At a party just before Christmas, he’d run into that detective. Inspector Leslie Fernando. They’d found themselves standing alone on the balcony of their hosts’ hillside pole house, looking over a damp green garden stretching down to Lake Placid. With his second Scotch in hand, Henry had decided to sound out Leslie on the possible criminal aspects of his problem. In a red batik shirt and chinos, his hair now streaked with silver, Leslie exuded an air of relaxed authority. Henry decided to make it sound like something that had happened to another doctor, a long time ago, in another state. A misunderstanding by a patient, he said.
‘This is just a rumour?’ asked Leslie. ‘You don’t know who this woman is? You’ve no evidence?’
‘Well. They, she, the woman … could have been a patient of mine at some time. Not here in Cairns. Elsewhere.’
‘But no hard evidence? No videos, threatening notes, anything like that?
Henry took a gulp of Scotch. ‘I can’t exactly say that, no.’

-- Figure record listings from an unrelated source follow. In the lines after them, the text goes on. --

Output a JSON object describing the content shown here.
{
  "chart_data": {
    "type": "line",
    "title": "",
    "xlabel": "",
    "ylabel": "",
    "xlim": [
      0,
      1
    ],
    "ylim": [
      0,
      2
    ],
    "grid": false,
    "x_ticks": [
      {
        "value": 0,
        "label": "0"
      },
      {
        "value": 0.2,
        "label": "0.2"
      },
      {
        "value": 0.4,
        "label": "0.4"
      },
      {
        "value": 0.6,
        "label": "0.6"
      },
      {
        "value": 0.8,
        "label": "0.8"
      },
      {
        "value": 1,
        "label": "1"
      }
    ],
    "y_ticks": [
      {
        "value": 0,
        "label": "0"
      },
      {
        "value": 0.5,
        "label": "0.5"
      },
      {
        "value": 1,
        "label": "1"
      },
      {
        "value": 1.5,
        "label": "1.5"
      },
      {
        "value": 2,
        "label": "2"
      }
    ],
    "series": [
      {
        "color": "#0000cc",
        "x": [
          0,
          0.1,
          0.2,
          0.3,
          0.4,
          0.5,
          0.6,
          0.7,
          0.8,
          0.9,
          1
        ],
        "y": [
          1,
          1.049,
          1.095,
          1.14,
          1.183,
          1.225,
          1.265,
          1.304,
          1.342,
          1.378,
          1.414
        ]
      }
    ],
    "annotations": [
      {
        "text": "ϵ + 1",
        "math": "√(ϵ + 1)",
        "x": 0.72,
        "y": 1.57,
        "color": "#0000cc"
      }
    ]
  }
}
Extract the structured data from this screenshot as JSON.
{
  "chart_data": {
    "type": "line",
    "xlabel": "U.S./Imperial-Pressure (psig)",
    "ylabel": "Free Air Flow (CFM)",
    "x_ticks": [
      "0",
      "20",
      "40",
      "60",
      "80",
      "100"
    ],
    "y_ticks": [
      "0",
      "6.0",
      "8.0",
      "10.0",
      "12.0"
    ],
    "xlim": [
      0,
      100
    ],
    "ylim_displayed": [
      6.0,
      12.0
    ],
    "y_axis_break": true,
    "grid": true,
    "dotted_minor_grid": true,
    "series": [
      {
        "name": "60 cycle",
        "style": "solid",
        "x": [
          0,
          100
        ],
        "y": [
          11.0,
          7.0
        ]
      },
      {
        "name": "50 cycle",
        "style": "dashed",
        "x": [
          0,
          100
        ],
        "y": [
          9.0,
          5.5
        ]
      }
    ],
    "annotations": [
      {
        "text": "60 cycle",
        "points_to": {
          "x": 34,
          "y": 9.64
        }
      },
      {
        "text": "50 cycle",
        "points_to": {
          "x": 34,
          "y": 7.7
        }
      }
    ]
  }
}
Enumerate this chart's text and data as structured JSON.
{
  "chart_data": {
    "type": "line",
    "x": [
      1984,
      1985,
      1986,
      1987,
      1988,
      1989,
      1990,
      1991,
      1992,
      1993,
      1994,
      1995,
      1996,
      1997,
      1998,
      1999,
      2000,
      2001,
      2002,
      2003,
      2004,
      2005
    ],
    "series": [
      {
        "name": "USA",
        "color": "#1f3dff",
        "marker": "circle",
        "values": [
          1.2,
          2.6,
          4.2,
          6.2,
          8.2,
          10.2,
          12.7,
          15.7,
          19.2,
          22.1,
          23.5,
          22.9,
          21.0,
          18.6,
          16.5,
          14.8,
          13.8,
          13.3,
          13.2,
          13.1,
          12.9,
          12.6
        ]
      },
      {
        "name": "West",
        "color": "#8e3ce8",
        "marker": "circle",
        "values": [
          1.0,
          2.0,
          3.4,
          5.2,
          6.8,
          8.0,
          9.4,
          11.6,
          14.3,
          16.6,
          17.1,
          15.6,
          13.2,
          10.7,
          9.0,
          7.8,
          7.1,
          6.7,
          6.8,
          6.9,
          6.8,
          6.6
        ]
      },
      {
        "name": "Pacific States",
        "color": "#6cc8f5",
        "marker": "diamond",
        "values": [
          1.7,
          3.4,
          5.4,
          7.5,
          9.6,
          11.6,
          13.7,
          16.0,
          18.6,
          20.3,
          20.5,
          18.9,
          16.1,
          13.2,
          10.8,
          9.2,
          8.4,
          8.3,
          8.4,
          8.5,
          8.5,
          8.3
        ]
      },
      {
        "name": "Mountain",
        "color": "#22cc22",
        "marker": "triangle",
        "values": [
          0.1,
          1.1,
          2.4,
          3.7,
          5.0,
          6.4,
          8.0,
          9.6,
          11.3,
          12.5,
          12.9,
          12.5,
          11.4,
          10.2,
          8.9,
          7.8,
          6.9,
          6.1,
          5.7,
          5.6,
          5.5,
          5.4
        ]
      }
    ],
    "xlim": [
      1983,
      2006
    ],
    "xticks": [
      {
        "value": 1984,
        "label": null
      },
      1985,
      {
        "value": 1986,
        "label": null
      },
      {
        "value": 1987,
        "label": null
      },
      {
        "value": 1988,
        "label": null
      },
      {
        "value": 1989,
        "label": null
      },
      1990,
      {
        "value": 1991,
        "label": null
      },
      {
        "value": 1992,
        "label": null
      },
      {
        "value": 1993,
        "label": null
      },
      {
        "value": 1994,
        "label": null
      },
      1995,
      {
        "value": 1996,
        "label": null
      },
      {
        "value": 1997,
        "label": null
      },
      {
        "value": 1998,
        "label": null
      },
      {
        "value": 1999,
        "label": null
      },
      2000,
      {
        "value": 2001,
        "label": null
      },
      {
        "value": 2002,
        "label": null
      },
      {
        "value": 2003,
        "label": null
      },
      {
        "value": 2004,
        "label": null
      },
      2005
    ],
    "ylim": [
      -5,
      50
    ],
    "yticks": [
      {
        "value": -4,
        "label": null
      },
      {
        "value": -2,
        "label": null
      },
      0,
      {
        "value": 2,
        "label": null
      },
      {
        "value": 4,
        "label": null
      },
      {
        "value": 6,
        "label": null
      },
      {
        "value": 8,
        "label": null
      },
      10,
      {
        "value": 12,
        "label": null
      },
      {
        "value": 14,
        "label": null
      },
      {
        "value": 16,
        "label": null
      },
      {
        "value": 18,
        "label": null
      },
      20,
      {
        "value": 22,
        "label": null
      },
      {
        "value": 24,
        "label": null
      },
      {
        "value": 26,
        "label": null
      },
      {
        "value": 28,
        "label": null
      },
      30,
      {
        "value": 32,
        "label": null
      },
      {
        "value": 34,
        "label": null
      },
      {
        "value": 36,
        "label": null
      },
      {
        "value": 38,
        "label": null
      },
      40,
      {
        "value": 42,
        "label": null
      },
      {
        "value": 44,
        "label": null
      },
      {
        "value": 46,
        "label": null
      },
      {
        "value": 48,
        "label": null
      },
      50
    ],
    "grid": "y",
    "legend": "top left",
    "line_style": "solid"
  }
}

Leslie had looked at him closely. ‘If there is something, don’t tell me anything about it! Unless you do want to pursue this case. One thing, I suppose, if you know who these people are, you could make some discreet inquiries. See if there has been any trouble in the doctor’s family – a divorce say, resulting from this, ah, this misunderstanding. And yes, in answer to your question, if there were a complaint the
police are bound to investigate.’
‘I see,’ Henry had said.
Now Henry pulled on trousers and shirt for a quick ward round, and made a decision. It was by no means a solution, but it was at least a plan.
He was meeting Tim this evening. They planned to go over their perinatal figures for the previous year for the annual report. The cyclone was also on its way. At some point he’d mention Susanna. Tell Tim a bit about the problem. Choose his words carefully. Misunderstanding. Compromise. What did Tim think he should do? Could Tim help him, help him find a real solution – with Susanna. But also with the real problem.
The real problem. That was something else he would have to deal with today. Again, dammit. It was the last Sunday in January; the day that the Controller insisted on receiving payment. He wanted it placed under cover of darkness, not during daylight hours. He? Well, Henry had always assumed that the Controller was a man. But as to his relationship with the woman, Henry didn’t know. He felt his blood pressure going up just thinking about it and tried to calm himself. But hell, sometimes he felt he could bloody well kill someone to get out of the spot he was in.
Henry took a deep breath, and ran a comb through his hair. There was still plenty of it left, thank God, even if that was more salt than pepper now.
From a drawer he took a plain buff envelope and, opening his wallet, checked that his ATM cards were there. He needed to withdraw twenty $50 notes during the course of the day. This evening, around eight o’clock, he’d be pushing the stuffed envelope through the letterbox of that strange backlane unit.